Finalement ces récits témoignent du paradigme de la sensibilité au paysage dont l’appréciation ignore la trame foncière mais dont l’accessibilité et l’appropriation (mentale ou physique) peuvent être limitées par cette dernière. En effet, l’ensemble des paysages décrits relèvent du domaine privé : les bois sont privés et accessibles par un droit de passage communal restreint, les jardins appartiennent à des propriétés privées et les prairies convoitées se dessinent par les limites de terrains. À l’issu de l’entretien, une promenade avec une retraitée Bidartare m’a permis d’observer son attitude vis-à-vis des enjeux d’accès des espaces qui relèvent du domaine privé. En effet, nous nous sommes promenés sur des espaces qui relèvent tantôt du domaine privé, tantôt du domaine public. Cependant, la personne prenait le soin de me diriger sur la route communale ou de m’inviter à contourner les voies qu’elle pensait privées. Son regard se portait essentiellement sur les jardins et les forêts traversées (appropriation mentale) où elle me révélait secrètement avoir cueilli fleurs ou champignons (appropriation physique)

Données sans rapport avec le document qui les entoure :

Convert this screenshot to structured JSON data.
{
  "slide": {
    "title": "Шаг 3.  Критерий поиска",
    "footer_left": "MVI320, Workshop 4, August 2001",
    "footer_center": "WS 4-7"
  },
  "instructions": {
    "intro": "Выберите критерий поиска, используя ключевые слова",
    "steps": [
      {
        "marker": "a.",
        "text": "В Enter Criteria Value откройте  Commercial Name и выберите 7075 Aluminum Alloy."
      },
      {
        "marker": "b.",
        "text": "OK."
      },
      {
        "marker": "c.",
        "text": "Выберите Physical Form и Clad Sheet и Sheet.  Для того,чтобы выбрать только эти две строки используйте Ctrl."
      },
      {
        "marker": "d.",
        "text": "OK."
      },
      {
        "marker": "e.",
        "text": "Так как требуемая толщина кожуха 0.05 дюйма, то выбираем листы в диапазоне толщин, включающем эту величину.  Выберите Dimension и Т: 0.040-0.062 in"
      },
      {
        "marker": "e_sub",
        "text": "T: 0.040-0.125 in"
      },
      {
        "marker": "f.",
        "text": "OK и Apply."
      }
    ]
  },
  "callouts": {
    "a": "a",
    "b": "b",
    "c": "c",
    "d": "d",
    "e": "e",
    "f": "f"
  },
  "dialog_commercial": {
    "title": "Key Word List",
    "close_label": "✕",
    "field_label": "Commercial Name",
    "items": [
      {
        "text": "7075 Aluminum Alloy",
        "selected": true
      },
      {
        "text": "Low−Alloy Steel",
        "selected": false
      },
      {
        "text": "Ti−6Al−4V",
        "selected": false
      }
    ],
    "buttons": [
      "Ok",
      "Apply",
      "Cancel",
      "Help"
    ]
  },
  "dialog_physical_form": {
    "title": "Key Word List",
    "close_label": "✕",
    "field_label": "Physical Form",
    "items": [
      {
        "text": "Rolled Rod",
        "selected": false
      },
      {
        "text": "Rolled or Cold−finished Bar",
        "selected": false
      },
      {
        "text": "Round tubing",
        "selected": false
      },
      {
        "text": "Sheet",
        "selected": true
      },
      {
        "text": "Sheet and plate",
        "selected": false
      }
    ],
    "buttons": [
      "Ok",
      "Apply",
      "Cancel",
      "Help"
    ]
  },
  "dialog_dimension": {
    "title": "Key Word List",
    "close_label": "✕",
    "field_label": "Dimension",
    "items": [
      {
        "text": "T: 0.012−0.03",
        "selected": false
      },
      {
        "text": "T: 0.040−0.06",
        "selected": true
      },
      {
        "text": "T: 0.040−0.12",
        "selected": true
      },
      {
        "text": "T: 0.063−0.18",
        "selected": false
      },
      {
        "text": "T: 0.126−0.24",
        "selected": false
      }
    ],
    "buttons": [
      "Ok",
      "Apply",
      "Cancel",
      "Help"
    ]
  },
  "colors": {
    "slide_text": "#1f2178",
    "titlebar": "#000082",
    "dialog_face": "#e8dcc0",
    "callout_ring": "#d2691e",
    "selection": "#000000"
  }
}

De même lors de la marche MESJLV1 effectuée à Saint-Jean-le-Vieux, la partie la plus appréciée située dans les champs était en réalité réalisée sur des espaces privés. Elle n’a été permise que parce que le berger qui nous accompagnait connaissait le territoire, les propriétaires et était lui-même propriétaire d’une partie des terrains. En réalité ce type de marche ne pourrait être rendue publique ni être réalisée souvent puisque les champs ont une réelle valeur utilitaire pour les agriculteurs et leur publicisation pour des cheminements ne pourraient avoir lieu. Les reportages photographies aussi sont très révélateurs de cette pratique d’attention du paysage sur des espaces privés. En effet, à l’instar de la plupart des photographies réalisées par les interviewés, à Bidart comme à Saint-Jean-le-Vieux, les photographies réalisées lors de la marche MESJLV1 (149) s’attardent à porter un regard des paysages sur les prairies détenues par les agriculteurs ou les forêts (qui en réalité relèvent du domaine privé également).